IT departments can successfully manage a successful tablet deployment by following a four-step program that includes basing policy on the end-user.
As tablets inundate the workplace, IT organizations have a major challenge: giving users easy access to corporate applications and business information crucial to their jobs, while maintaining the security of the asset and integrity of transactions.
While daunting, this challenge is hardly insurmountable.
In fact, a CIO can drive a successful tablet-management program by focusing on four key practices.
Base your policy on the end-user’s perspective. To develop a rational policy, you must first understand how your workers will use their tablets on the job. Identify the use-case scenarios you’ll need to accommodate by profiling the employees through web-based surveys.
By understanding the range of issues you’ll have to deal with – workers’ expectations about access to corporate resources, potential security vulnerabilities, expectations for ongoing and remedial IT support – you can align your support resources and solutions to be proactive. At the same time, leverage collaborative methods, such as knowledge bases, that today’s information worker is accustomed to using.
Invest in a Mobile Device Management (MDM) solution. Implement a plan within your IT asset management lifecycle to account for mobile devices from request to replenishment, and for ancillary items such as phone and data plans. This will give you not just a view of the costs, but also a method of providing support, froremote diagnostics to proactive performance management. These solutions also put you firmly on the path to implementing end-to-end security for data, device, enterprise applications and the network.
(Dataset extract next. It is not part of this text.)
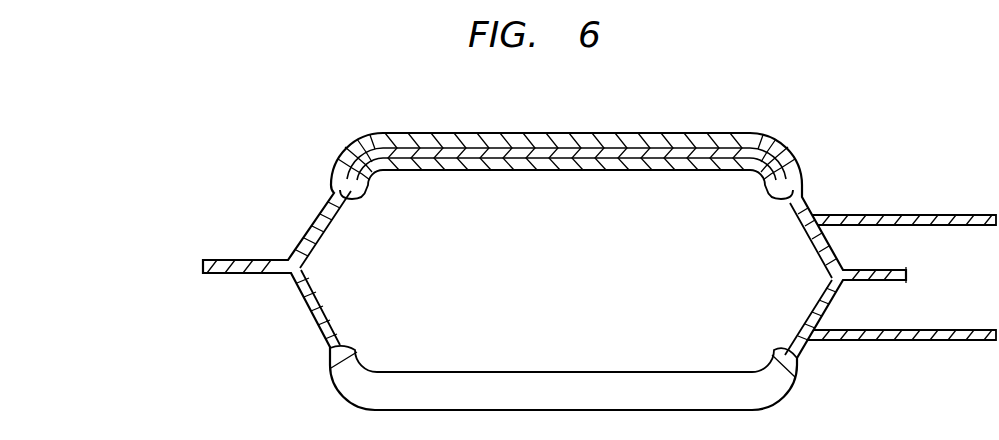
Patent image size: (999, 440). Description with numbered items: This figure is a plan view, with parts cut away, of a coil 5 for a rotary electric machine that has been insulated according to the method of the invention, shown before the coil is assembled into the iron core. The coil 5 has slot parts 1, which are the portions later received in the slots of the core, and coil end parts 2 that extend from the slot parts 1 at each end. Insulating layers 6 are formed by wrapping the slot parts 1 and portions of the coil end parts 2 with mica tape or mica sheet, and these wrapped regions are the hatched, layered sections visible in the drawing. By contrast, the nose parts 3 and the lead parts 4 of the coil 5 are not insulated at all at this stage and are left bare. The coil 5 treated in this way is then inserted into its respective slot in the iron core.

Align your company’s end-user support to workers’ needs. IT support services in the mobile environment are all about the quality of the end user’s experience – easily and securely accessing resources and staying productive 24/7. It helps to anchor your support scheme in end-user experience monitoring and use software tools to gather information about how workers employ their tablets. Use this information to empower the workers to provision their tablets as necessary and to predict and prevent service events that could impact their productivity. Lastly, it’s prudent to make sure that you’re providing a panoply of channels – chat, e-mail and the web, in addition to traditional phone-based help desk.
Pilot programs. Well planned and designed, time-bound pilot programs are great for gauging the potential effectiveness of a proposed tablet-management initiative. You can use them to make adjustments before extending the program to the entire population.
Above all, successfully managing tablets in the enterprise requires an attitudinal change on IT’s part. Traditional, top-down methods won’t work to control a user-driven movement. Ultimately, the employees’ zeal for flexible access to productivity tools and the corporate resources they need to do their jobs will be the prime factor in shaping IT policies. User needs must be the framework for any stable, forward-looking management strategy for tablets.